As per Xeneta, an Oslo-based freight platform, the spot rate for a 40-foot container from Asia to northern Europe rose to $3,649 as of Friday, marking a 27% increase from the previous week. Rates from Asia to the US West Coast climbed 20% to $3,933.
Xeneta’s data showed that container rates from Asia to the US have increased 109% since the US war with Iran began on February 28, while Europe-bound container charges have risen by more than 50%.
Carriers have started adding fuel surcharges, passing on higher costs linked to the energy crisis to importers.

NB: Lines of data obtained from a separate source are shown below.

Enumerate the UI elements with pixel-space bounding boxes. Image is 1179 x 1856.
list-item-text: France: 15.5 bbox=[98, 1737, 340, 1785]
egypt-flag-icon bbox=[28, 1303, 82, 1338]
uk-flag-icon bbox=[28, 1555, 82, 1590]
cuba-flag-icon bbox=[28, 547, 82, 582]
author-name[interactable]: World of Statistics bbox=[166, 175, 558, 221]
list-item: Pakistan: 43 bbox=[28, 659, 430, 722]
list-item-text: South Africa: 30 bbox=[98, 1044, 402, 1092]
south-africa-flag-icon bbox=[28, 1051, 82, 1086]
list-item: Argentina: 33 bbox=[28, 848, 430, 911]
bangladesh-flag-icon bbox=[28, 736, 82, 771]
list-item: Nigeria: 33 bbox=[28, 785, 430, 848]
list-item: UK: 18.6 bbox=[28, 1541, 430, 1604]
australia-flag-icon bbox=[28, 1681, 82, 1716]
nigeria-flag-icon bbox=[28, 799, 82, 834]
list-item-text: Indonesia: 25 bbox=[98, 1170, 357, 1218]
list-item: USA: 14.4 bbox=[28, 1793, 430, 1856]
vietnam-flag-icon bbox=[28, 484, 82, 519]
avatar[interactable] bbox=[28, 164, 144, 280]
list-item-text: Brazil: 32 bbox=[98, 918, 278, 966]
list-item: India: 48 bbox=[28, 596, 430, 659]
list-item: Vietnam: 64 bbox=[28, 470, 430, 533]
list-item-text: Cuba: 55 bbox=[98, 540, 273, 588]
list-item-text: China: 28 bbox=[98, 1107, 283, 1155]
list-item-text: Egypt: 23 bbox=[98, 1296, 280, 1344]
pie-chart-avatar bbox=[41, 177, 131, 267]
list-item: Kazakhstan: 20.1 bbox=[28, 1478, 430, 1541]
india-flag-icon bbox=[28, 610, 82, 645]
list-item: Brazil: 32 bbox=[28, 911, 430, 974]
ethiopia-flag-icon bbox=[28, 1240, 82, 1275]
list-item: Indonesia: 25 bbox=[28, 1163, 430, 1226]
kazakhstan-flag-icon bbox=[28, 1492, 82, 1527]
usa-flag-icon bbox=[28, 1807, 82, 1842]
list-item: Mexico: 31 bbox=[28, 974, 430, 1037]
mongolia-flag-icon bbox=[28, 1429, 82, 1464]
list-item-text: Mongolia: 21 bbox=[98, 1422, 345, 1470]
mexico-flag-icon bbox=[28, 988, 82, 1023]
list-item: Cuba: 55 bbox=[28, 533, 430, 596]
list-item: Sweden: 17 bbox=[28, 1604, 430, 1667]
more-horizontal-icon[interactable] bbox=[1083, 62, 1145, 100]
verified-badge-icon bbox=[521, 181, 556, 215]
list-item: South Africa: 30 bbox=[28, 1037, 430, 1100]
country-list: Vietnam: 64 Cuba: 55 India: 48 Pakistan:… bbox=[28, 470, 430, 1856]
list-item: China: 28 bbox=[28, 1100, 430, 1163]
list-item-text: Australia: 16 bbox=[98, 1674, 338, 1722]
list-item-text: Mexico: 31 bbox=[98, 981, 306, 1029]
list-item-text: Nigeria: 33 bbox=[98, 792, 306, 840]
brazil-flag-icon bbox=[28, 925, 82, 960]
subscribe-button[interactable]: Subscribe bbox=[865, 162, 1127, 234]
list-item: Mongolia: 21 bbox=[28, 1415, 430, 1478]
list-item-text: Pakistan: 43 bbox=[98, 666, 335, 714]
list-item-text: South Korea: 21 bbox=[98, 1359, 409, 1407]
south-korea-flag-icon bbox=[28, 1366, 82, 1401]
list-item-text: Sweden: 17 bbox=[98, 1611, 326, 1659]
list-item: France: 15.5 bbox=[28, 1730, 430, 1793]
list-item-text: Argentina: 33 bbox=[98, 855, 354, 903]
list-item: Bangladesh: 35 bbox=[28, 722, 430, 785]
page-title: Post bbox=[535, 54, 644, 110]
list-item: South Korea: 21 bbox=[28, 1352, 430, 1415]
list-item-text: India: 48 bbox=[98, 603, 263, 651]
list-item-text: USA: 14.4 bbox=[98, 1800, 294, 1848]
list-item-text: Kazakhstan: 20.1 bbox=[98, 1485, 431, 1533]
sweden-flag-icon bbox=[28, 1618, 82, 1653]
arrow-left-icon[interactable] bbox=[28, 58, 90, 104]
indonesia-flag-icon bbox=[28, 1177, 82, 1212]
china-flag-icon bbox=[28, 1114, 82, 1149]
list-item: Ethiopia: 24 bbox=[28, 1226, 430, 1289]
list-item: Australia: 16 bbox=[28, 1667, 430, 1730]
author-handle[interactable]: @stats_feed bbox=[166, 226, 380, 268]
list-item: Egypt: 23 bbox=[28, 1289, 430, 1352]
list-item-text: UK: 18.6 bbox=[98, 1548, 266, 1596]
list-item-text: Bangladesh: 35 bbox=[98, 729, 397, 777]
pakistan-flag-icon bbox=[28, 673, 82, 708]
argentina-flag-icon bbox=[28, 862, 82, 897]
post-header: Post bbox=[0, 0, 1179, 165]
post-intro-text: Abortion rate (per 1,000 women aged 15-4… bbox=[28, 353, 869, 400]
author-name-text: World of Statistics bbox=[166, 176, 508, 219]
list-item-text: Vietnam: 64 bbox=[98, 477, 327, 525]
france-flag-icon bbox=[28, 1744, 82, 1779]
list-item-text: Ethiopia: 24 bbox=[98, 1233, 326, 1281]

The disruption has also been worsened by rerouted shipments due to the blockage of the Strait of Hormuz, causing congestion at key Southeast Asian hubs, including Singapore and Malaysia’s Port Klang.
Bloomberg reported that the surge in freight rates comes as carriers deal with tighter capacity ahead of the July and August restocking period, when inventory demand typically rises.
Peter Sand, chief analyst at Xeneta, said port disruptions at major transshipment hubs are putting pressure on global supply chains and driving sharp increases across trade routes, Bloomberg reported.
He added that if concerns over elevated oil prices continue into the second half of the year, freight rates could rise further as shippers may bring forward imports and carriers push prices higher.
The increase in freight costs has also extended beyond ocean shipping, with US transport costs recording their fastest expansion in the history of the monthly Logistics Managers’ Index report.

Shares of A.P. Moller-Maersk A/S, the world’s second-largest container line, rose about 13% during the week.